Rather than the average, it is actually the summed spectrum from each recalibrated imzml file that is determined in this section. Interpolation at a fixed m/z interval is performed (for profile mode data) because each pixel’s spectrum is unique. Centroid mode data is binned. The summary of the processing is:

Import imzml file
Perform recalibration using results from previous step
Determine which pixels to consider
Interpolate spectra to fixed resolution
Sum all spectra
Save

Parameters

recalPath = '': the path where the results from recalibration were saved
interpPath = '': the path into which to save the individual spectra
tobgType = 'all' or '885': in determining the spectrum, use all pixels (including background) or just those with a detected signal at m/z = 885. This assumes that 885 was used as a recalibration peak
mzRes = 0.001: fixed resolution for interpolation/binning, e.g. [400.000, 400.001, 400.002,…]
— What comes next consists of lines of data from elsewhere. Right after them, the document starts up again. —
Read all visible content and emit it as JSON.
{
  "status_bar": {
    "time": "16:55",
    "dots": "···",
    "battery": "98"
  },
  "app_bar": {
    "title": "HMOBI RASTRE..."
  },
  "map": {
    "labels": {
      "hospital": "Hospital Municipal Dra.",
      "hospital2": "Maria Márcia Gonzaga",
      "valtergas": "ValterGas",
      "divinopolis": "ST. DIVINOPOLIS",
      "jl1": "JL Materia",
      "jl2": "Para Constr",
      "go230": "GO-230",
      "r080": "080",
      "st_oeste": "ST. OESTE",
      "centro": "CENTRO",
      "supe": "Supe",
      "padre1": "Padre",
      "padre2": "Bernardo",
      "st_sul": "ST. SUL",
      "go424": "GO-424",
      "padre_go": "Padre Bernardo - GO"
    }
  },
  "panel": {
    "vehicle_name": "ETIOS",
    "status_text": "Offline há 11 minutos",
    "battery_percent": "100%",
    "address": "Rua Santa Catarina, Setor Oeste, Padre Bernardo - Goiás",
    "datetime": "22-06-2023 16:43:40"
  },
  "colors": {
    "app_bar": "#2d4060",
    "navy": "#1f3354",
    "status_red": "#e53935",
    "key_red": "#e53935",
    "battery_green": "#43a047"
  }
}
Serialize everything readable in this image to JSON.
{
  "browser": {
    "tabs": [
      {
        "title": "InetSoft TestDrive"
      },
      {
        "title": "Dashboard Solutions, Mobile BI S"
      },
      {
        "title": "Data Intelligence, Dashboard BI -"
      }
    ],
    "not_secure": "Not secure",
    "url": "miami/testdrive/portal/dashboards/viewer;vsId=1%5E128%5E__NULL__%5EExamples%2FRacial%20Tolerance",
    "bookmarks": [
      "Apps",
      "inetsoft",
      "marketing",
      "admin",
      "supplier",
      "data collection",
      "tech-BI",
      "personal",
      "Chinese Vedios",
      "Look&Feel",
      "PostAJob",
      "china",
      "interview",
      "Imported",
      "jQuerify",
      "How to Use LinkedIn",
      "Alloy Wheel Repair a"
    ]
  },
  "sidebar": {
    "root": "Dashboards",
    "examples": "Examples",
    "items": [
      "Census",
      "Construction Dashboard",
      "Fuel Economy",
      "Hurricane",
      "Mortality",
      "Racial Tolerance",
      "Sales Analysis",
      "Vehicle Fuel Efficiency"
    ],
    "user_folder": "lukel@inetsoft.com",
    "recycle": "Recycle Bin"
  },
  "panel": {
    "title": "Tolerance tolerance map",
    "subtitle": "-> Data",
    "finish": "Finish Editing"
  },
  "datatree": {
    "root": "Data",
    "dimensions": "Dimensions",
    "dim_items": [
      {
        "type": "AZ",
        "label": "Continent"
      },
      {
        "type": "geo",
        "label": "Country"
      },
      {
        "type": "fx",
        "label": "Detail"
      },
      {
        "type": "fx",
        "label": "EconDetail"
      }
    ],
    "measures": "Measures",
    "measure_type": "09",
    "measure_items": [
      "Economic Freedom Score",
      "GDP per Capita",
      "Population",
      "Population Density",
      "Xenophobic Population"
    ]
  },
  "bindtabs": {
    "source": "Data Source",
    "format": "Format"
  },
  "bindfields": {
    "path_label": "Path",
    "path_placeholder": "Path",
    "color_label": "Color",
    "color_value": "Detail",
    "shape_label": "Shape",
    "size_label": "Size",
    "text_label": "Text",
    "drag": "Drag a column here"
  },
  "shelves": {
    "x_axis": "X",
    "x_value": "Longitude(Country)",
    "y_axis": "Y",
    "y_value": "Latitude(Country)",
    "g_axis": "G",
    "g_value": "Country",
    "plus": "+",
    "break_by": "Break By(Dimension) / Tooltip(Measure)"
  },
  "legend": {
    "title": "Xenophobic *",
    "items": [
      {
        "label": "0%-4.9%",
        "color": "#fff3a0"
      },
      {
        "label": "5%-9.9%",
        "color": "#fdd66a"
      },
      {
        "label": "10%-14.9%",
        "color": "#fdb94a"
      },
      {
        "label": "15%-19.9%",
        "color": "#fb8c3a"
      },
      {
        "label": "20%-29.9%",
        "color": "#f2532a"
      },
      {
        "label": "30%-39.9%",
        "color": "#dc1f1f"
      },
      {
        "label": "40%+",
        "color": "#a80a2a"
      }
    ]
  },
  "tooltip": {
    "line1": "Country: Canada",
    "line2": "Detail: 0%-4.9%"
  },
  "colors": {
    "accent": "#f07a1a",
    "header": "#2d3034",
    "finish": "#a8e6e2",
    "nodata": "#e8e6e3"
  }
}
❗ recalPath, interpPath, and other such ‘results’ folders must be different locations. Files are saved to these locations using the same file name as the imzml file, i.e. all intermediate stages resulting from ‘BCC7.imzml’ will be saved as ‘BCC7.mat’, regardless of which stage is being performed. Thus it is important to specify different folders and to not move files around the folders.

Output

The (recalibrated) average spectra are saved to the folder specified.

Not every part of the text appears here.